In mathematics, there is a term of partial function. The partial function works properly only for some input values. For another it is undefined. If the function is called with disallowed input value, it will typically throw an exception. You can lift a partial function into a total function that returns an Option result.

@Test
void lifting() {
    Function2<Integer, Integer, Integer> divide = (x, y) -> x / y;

    //ArithmeticException will be thrown
    //Integer result = divide.apply(5, 0);

    Function2<Integer, Integer, Option<Integer>> safeDivide
            = Function2.lift(divide);

    Option<Integer> result = safeDivide.apply(10, 5);
    Option<Integer> noResult = safeDivide.apply(10, 0);

    assertTrue(result.isDefined());
    assertTrue(noResult.isEmpty());
}

Functions – partial application

It is possible to reduce the number of function parameters by using partial application. You can create a new function from an existing one by fixing some values. You can fix one or more parameters.

@Test
void partialApplication() {
    Function4<Integer, Integer, Integer, Integer, Integer> sum
            = (a, b, c, d) -> a + b + c + d;
    Function2<Integer, Integer, Integer> sum12 = sum.apply(1,2);

    assertThat(sum.apply(1, 1, 1, 1)).isEqualTo(4);
    assertThat(sum12.apply(3, 4)).isEqualTo(10);
}

Functions – currying

Currying may look similar to partial application.
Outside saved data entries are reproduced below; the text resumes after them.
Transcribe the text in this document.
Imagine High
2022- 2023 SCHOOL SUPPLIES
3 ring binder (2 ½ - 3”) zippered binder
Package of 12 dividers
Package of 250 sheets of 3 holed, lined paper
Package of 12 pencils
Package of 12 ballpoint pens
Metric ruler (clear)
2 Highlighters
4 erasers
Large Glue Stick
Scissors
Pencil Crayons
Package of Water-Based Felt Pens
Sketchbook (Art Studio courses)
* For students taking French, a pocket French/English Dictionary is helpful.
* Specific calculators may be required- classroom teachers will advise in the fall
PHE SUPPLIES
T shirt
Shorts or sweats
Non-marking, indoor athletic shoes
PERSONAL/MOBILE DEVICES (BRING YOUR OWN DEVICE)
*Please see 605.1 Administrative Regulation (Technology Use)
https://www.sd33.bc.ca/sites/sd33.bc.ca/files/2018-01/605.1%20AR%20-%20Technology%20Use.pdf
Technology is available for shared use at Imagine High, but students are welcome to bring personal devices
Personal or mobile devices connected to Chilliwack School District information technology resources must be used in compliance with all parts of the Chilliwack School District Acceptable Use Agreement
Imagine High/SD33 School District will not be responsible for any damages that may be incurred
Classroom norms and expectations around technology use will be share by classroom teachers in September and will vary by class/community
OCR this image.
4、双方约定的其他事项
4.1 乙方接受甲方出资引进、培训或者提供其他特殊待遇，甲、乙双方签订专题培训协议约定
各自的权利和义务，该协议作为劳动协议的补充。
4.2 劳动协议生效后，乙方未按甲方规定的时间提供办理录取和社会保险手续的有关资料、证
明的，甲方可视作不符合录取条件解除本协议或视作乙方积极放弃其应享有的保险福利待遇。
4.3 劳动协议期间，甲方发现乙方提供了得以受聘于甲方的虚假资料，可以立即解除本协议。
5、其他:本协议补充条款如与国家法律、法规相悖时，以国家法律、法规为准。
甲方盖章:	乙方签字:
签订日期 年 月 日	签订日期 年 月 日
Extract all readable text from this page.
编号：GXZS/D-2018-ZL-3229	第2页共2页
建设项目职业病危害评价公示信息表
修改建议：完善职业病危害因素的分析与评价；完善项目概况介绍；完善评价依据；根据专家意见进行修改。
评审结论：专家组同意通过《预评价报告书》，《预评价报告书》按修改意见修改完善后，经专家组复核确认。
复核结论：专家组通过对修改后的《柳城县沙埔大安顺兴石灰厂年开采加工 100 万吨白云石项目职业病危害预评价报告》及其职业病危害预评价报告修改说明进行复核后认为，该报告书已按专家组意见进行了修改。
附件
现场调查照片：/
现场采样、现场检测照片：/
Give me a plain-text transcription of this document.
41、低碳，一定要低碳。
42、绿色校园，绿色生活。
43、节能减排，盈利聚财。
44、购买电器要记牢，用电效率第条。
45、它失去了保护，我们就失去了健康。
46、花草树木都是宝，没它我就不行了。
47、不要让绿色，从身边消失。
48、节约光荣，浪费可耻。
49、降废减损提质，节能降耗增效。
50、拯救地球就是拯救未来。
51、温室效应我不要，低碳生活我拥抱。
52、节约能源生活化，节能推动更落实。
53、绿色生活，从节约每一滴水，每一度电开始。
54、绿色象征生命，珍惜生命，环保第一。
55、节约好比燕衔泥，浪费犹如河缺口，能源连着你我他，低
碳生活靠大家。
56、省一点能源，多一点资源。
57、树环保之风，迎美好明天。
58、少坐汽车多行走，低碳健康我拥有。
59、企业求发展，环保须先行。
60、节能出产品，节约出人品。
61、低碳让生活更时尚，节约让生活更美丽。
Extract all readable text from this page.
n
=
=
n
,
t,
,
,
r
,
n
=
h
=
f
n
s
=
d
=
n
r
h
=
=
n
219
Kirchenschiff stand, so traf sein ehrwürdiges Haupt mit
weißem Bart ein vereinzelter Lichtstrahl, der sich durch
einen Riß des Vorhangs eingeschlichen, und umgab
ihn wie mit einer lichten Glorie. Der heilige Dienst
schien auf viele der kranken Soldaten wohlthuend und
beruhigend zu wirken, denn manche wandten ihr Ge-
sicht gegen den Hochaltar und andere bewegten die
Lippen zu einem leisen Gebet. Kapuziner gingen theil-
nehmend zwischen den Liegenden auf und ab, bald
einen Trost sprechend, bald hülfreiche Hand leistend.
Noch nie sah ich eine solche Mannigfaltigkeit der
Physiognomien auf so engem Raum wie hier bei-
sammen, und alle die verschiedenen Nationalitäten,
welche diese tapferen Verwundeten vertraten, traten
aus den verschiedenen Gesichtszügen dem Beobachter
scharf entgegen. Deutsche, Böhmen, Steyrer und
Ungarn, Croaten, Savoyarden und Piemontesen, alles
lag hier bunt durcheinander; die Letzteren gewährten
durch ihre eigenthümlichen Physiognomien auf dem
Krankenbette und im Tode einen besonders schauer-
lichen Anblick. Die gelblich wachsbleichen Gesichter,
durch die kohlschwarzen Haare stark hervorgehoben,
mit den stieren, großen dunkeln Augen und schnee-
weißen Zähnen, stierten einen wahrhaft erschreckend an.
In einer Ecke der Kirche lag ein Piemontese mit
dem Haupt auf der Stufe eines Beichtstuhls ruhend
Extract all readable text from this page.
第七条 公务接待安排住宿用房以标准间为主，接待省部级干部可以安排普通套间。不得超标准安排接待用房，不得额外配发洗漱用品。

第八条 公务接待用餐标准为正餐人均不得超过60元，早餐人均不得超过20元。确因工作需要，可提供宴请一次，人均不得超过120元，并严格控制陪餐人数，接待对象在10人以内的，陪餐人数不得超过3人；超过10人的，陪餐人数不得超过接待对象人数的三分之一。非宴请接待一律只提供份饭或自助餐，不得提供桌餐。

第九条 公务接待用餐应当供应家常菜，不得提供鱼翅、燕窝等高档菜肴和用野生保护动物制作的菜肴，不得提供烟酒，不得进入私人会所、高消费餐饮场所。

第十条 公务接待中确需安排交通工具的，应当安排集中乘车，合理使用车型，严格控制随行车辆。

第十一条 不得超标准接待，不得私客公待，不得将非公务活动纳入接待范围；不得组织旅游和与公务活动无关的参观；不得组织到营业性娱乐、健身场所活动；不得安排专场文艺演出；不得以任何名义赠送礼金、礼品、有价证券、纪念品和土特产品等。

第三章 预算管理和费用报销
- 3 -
It can also reduce the number of function parameters. However, it is based on a different concept. Currying produces a function with 1 parameter which results is another function with 1 parameter etc. The depth of it depends on several parameters of a curried function. It is hard to understand without an example:

    Function3<Integer, Integer, Integer, Integer> sum
            = (a, b, c) -> a + b + c;
    Function1<Integer, Function1<Integer,
            Function1<Integer, Integer>>> curriedSum = sum.curried();

    assertThat(sum.apply(1, 2, 3)).isEqualTo(6);
    assertThat(curriedSum.apply(1).apply(2).apply(3))
            .isEqualTo(6);
}

Functions – memoization

Memoization is storing the result of function calls and returning the cached result when the same inputs occur again. It should be used only with pure functions. You can describe a function as pure when it does not have side effects and the result is only determined by its input value (pure function called with parameter x will always return the same value).

@Test
void memoization() {
    Function0<Double> getRandom = Math::random;
    Function0<Double> getCachedRandom = getRandom.memoized();

    assertThat(getRandom.apply())
            .isNotEqualTo(getRandom.apply());

    assertThat(getCachedRandom.apply())
            .isEqualTo(getCachedRandom.apply());
}

Appendix

Vavr provides also a lot of useful basic types like Tuples, monadic containers (Option, Try, Lazy, Either, Future and Validation) and pattern matching. They are beyond the scope of this article but they are crucial to write code in a functional manner.